Various groups have tried to uncover why results are unreliable or what characteristics make studies less reproducible (see John Ioannidis’s “Why Most Published Research Findings Are False,” PLoS, for example). Still others look for ways to incentivize practices that promote accuracy in scientific publishing (see Nosek, Spies, and Motyl, “Scientific Utopia II: Restructuring Incentives and Practices to Promote Truth Over Publishability” Perspectives on Psychological Science). In all of these, the underlying theme is the need for transparency surrounding the research process – in order to learn more about what makes research reproducible, we must know more about how the research was conducted
and how the analyses were performed. Data, code, and materials sharing can shed light on research design and analysis decisions that lead to reproducibility. Enabling and incentivizing these practices is the goal of The Open Science Framework, a free, open source web application built by the Center for Open Science.

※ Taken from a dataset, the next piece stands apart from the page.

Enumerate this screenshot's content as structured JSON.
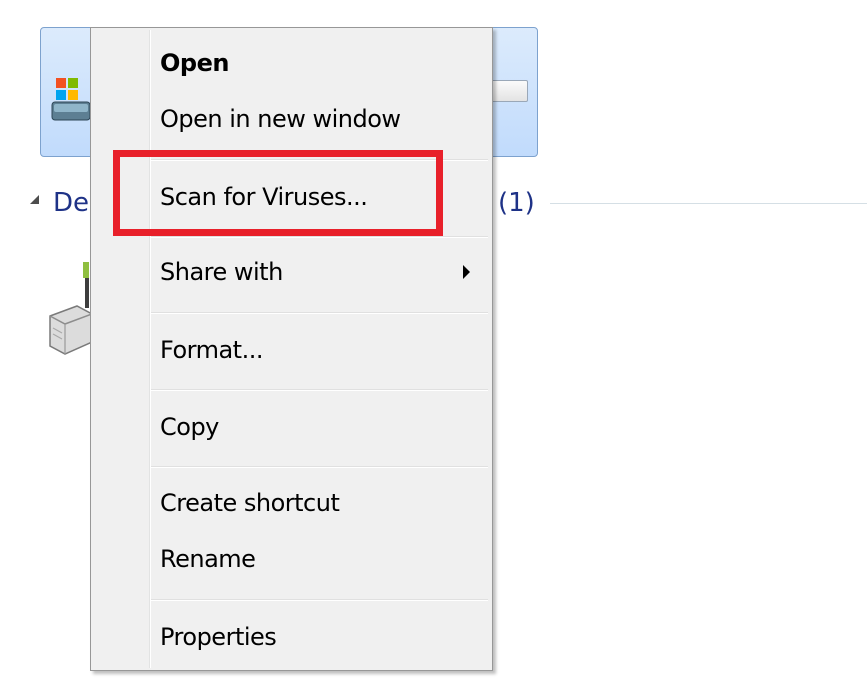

The right tools for the job

The
Open Science Framework (OSF) helps researchers manage their research workflow and enables data and materials sharing both with collaborators and with the public. The philosophy behind the OSF is to meet researchers where they are, while providing an easy means for opening up their research if it’s desired or the time is right. Any project hosted on the OSF is private to collaborators by default, but making the materials open to the public is accomplished with a simple click of a button.

Here, the project page for the Reproducibility Project: Cancer Biology demonstrates the many features of the Open Science Framework (OSF). Managing contributors, uploading files, keeping track of progress and providing context on a wiki, and accessing view and download statistics are all available through the project page.

Features of the OSF facilitate transparency and good scientific practice
with minimal burden on the researcher. The OSF logs all actions by contributors and maintains full version control. Every time a new version of a file is uploaded to the OSF, the previous versions are
maintained so that a user can always go back to an old revision. The OSF performs logging and maintains version control without the researcher ever having to think about it – no added steps to the workflow, no extra record-keeping to deal with.

The OSF integrates with other services (e.g., GitHub, Dataverse, and Dropbox)
so that researchers continue to use the tools that are practical, helpful, and a part of the workflow, but gain value from the other features the OSF offers. An added benefit is in seeing materials from
a variety of services next to each other – code on GitHub and files on Dropbox or AmazonS3 appear next to each other on the OSF – streamlining research and analysis processes and improving workflows.

Each project, file, and user on the OSF has a persistent URL, making content citable. The project in this screenshot can be found at https://osf.io/tvyxz.

Other features of the OSF incentivize researchers to open up their data and materials. Each project, file, and user is given a globally unique identifier – making all materials citable and ensuring
researchers get credit for their work. Once materials are publicly available, the authors can access statistics detailing the number of views and downloads of their materials, as well as geographic
information about viewers. Additionally, the OSF applies the idea of “forks,” commonly used in open source software development, to scientific research. A user can create a fork of another project, to
indicate that the new work builds on the forked project or was inspired by the forked project. A fork serves as a functional citation; as the network of forks grows, the interconnectedness of a body of research becomes apparent.

Openness and transparency about the scientific process informs the development of best practices for reproducible research. The OSF seeks both to enable that transparency, by taking care of “behind
the scenes” logging and versioning without added burden on the researcher – and to improve overall efficiency for researchers and their daily workflows. By providing tools for researchers to
easily adopt more open practices, the Center for Open Science and the OSF seek to improve openness, transparency, and – ultimately – reproducibility in scientific research.